2.     Future FTC Enforcement Will Need to Be a Lot More Specific.  Notwithstanding the foregoing, there is a plus side — the FTC will be required to address specific acts or practices regarding data security (or lack thereof) in any enforcement proceeding and eventual order.  Broad-brush, vague orders requiring “reasonable” data security standards will no longer suffice, so the FTC will need to be more targeted in the future.

3.     “Reasonable and Appropriate Security Measures” Will Need to Be Specific, Too.  Let’s face it — you absolutely need a data security program, but it will need to be reasonable, consistent with an acceptable level of risk tolerance for the company, and comprehensive enough to adequately cover such risk.
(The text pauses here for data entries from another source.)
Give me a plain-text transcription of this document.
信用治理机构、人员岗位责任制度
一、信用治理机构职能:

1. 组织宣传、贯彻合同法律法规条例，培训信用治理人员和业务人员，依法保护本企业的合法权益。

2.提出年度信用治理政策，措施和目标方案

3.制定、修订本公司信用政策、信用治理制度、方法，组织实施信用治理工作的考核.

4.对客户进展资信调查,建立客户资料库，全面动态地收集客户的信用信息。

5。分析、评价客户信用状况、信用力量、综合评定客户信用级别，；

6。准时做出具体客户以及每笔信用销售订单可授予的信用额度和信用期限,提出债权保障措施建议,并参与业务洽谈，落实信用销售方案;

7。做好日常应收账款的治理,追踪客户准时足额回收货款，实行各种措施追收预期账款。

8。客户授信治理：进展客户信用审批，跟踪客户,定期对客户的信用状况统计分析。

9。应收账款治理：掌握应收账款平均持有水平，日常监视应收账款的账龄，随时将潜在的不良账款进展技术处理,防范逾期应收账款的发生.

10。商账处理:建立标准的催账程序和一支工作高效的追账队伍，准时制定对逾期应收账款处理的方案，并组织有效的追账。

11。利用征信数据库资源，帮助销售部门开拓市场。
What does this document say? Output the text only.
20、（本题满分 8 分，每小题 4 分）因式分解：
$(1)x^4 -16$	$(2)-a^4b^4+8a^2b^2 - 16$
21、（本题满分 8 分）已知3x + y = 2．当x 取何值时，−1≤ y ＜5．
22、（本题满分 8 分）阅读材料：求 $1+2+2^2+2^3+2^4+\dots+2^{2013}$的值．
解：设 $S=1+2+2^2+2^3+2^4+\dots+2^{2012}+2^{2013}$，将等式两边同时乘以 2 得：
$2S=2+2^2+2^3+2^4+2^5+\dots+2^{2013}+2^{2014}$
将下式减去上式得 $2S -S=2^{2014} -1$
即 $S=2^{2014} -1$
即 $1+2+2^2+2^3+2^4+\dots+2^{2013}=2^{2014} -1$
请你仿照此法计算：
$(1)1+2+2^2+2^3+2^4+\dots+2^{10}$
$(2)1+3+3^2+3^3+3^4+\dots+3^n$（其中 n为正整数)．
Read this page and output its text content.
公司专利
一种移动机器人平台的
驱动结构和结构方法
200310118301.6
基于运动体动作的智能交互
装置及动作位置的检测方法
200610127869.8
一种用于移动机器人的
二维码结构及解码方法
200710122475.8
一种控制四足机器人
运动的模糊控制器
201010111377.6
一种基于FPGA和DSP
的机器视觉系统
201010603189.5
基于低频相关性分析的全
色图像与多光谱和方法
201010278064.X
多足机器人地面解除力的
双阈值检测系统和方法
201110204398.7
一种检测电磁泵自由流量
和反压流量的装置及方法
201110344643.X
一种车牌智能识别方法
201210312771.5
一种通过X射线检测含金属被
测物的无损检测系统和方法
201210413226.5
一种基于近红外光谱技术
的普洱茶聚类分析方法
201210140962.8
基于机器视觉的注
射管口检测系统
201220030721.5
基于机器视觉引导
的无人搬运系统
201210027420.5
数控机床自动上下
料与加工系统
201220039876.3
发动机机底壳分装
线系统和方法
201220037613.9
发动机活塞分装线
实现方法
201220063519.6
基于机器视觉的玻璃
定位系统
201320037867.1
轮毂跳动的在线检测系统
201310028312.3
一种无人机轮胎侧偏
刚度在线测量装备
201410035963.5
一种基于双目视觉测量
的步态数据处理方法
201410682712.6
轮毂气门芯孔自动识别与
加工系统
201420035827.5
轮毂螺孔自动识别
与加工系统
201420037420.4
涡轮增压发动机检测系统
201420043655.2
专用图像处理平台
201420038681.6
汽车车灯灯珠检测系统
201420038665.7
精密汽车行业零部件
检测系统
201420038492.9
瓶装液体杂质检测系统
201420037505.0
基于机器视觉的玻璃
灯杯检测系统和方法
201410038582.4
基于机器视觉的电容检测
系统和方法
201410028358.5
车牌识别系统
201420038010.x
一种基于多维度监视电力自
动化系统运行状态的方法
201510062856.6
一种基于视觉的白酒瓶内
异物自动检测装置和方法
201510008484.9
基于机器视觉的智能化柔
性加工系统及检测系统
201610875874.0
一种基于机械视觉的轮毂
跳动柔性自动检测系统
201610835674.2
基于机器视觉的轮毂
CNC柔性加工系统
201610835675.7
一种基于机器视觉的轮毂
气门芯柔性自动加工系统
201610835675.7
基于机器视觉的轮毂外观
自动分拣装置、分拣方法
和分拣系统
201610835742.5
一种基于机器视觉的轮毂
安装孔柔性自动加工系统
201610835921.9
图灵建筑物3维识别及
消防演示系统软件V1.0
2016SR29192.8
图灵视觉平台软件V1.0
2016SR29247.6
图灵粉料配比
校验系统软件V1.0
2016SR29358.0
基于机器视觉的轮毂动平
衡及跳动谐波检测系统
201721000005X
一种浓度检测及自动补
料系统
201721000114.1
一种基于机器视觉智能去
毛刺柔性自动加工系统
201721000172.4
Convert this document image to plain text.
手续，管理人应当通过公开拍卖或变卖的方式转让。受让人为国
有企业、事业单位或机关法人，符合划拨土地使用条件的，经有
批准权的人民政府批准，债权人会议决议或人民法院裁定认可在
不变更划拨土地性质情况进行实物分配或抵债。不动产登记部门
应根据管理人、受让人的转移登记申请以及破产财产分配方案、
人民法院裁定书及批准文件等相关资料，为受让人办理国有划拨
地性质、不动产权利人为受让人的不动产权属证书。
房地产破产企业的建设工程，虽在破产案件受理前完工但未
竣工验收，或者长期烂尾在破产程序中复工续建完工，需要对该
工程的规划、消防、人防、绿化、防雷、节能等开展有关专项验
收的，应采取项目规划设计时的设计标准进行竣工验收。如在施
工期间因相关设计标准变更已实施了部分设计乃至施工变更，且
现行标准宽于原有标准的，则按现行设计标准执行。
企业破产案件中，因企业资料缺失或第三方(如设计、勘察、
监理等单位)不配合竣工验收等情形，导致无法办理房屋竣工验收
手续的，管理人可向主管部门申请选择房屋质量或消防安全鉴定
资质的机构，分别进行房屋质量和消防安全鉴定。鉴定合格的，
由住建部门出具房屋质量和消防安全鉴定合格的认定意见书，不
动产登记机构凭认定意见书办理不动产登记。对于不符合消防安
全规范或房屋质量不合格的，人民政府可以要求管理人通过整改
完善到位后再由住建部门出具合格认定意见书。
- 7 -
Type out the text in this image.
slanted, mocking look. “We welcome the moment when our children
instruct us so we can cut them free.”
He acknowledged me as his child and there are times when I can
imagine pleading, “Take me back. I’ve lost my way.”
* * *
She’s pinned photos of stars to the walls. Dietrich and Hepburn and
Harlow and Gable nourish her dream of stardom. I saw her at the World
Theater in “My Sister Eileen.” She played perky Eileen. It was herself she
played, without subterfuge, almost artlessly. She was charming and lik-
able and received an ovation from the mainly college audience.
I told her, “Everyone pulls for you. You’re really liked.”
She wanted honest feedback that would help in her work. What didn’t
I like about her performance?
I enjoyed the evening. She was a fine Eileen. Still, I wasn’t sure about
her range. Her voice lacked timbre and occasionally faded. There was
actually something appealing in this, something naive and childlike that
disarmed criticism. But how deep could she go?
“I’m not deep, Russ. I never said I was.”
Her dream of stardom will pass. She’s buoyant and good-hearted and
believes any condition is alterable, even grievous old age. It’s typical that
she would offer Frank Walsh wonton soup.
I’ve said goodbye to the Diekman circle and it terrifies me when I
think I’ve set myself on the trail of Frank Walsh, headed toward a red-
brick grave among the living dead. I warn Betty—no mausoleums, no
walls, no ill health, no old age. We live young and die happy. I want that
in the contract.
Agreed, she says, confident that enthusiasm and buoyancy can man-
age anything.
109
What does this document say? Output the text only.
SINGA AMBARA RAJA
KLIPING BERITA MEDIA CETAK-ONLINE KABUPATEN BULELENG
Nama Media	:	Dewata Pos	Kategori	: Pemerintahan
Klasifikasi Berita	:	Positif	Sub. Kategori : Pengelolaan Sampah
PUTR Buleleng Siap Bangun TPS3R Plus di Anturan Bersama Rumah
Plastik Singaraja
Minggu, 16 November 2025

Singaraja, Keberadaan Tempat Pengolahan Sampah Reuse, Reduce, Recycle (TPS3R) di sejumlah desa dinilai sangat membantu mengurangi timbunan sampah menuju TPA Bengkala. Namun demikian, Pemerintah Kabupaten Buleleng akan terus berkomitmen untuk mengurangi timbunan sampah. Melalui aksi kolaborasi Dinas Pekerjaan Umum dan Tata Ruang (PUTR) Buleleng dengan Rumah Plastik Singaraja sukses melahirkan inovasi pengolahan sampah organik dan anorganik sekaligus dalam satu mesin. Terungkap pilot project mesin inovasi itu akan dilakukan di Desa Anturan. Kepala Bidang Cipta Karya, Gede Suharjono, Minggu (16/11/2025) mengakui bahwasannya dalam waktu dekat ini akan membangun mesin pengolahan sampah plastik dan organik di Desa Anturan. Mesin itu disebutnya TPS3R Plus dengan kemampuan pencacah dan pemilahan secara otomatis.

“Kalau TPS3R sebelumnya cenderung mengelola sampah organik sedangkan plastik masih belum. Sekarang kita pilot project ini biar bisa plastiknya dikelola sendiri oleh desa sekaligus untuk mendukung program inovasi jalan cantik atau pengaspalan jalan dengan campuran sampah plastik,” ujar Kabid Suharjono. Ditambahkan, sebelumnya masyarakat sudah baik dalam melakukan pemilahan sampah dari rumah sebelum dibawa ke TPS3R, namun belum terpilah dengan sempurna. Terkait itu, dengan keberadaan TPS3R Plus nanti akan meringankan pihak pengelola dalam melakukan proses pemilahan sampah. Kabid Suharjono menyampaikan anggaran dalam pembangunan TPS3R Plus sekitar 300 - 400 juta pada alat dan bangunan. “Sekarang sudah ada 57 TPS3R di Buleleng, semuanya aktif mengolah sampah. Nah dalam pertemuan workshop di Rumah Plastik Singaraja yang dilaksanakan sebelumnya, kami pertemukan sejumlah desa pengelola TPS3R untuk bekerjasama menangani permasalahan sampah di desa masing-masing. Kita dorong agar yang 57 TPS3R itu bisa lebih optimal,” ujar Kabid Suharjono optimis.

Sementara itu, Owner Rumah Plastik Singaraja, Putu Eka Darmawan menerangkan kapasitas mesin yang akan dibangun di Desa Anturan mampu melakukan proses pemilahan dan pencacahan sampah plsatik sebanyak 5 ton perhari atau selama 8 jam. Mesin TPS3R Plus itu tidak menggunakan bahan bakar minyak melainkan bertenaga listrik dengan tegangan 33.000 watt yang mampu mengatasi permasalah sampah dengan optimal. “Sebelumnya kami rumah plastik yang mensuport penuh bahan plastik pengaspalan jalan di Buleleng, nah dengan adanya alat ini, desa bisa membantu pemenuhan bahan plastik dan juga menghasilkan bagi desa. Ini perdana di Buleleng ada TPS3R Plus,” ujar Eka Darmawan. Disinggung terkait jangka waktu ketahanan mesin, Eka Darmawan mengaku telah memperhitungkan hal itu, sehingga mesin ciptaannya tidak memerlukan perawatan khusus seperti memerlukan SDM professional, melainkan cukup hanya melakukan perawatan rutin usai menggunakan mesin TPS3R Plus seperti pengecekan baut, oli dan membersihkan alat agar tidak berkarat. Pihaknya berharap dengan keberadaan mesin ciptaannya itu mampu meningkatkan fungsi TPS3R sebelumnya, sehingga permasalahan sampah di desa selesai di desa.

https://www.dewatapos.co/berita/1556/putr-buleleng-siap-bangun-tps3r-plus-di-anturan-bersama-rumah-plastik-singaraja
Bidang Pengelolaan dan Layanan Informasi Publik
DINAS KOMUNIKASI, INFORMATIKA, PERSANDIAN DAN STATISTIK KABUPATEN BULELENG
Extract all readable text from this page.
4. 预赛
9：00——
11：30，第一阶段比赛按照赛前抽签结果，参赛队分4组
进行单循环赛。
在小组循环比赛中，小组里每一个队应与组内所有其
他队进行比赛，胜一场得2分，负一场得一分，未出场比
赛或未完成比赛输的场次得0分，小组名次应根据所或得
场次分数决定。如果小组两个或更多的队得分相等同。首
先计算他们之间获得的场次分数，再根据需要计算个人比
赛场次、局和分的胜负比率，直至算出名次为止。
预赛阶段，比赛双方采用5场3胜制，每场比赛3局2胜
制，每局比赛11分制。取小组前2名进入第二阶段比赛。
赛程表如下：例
If a company implements a reasonable and appropriate security program and can prove-up its compliance with such a program, the potential for an FTC investigation and subsequent enforcement order will be minimized. You can’t avoid FTC jurisdiction, but you can avoid being on their radar.

The need for a proper data security program has never been more clear.  The FTC is not going to take this 11th Circuit decision sitting down, and will attempt to define “reasonable and appropriate standards” in future actions or guidance.   Remember — it’s not a matter of if, but when a company will need to address potential data breaches. If you don’t take the time to heed these takeaways and implement and update a reasonable and appropriate security program, the same adage may apply to the FTC looking at your company (or your client), and that’s not a place that your company (or your client) wants to be — just ask LabMD.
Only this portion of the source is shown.